Of note, nothing from our facility goes to landfill. We have a collaboration with our local waste management company to bring our solid waste to a nearby facility to incinerate for energy. The waste-to-energy process takes our waste and combusts it to generate steam for electricity generation. This process combined with our reductions in water and energy translates to a 14% lower carbon footprint.
We also have several recycling programs in place for other items like gloves and cardboard, a wash and reuse program for safety glasses, and many upcoming pilots for soft plastics to reduce our solid waste stream.
We have another collaboration with a local hard plastic recycling company, where we have established a true circular economy. Our hard plastics are sent to this company and then are converted to items like pipette tips and centrifuge tubes that we repurchase for use across our organization.
Bioprocess Online: Describe the challenges that come with building a state-of-the-art facility. If you had to do it again, what would you do differently?
Greening: It’s critical to strike the right balance between incorporating cutting-edge technology and designs to influence the future state with the need to complete the project on time and on budget. Leadership plays an important role in coaching the team through these challenges in order to maintain focus and energy —and achieve the ideal outcome.
Bioprocess Online: Does new construction — a fresh start — lend itself to better use of emerging technologies like artificial intelligence and continuous manufacturing?
Greening: While these emerging technologies could be applied to any new facility, we did see some advantages with a new build. Typical challenges we see include a lack of data or power available at the location where you may want new technology and analytical tools. We adopted the concept of uniform process cells, in which each utility panel provided not only the requisite power, data, and utilities required for the current technology but sufficient to enable addition of new technology without further facility modifications.
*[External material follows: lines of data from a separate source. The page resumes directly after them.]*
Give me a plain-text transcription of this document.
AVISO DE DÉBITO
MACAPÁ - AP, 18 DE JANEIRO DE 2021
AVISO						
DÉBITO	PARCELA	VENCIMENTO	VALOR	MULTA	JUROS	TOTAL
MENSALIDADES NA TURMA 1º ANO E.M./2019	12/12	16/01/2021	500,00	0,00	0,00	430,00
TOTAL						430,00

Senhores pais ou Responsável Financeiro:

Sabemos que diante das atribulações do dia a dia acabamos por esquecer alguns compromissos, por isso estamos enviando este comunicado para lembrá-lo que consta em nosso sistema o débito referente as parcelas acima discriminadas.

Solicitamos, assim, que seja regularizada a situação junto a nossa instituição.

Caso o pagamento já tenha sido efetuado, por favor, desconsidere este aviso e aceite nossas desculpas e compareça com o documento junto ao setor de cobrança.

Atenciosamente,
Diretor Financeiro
Bioprocess Online: What lessons did you take away from this build that other biotech companies can learn from?
Greening: Timely decision-making is key, and decisions are easier when the team builds trust and works together toward a common goal.
Our executives were clear on their key goals: be bold and push boundaries, build a facility fit for the next 20 years, and through this enable efficient product transfers.
We’ve learned a lot throughout this process. Our key takeaways include the importance of building assets for a future state rather than the current state, empowering creativity, and taking sensible risks. Lastly, there is a wealth of talent and ideas in your organization — pick a team with your ultimate goal in mind.
About the Experts:
Michael J. Greening is Genentech’s regional head of project delivery responsible for executing large manufacturing capital projects in the United States. Michael is a chartered chemical engineer with over 30 years’ experience in engineering and construction across four continents. His experience includes chemical, pharmaceutical, and biopharmaceutical industries working both for the owners’ organizations and the architectural, engineering, and construction companies.
Christian Randecker is a senior operations director at Genentech's CSC. He has worked for the company since 2000 when he began as a bioprocess technician. He earned a bachelor's degree from James Madison University and an MBA from Babson F.W. Olin Graduate School of Business.
Dante Lee is a senior director at Genentech's CSC. He has worked for the company since 1998 when he began as a bioprocess technician. Lee earned his B.S. from the University of California Davis and his MBA from St. Mary's College of California.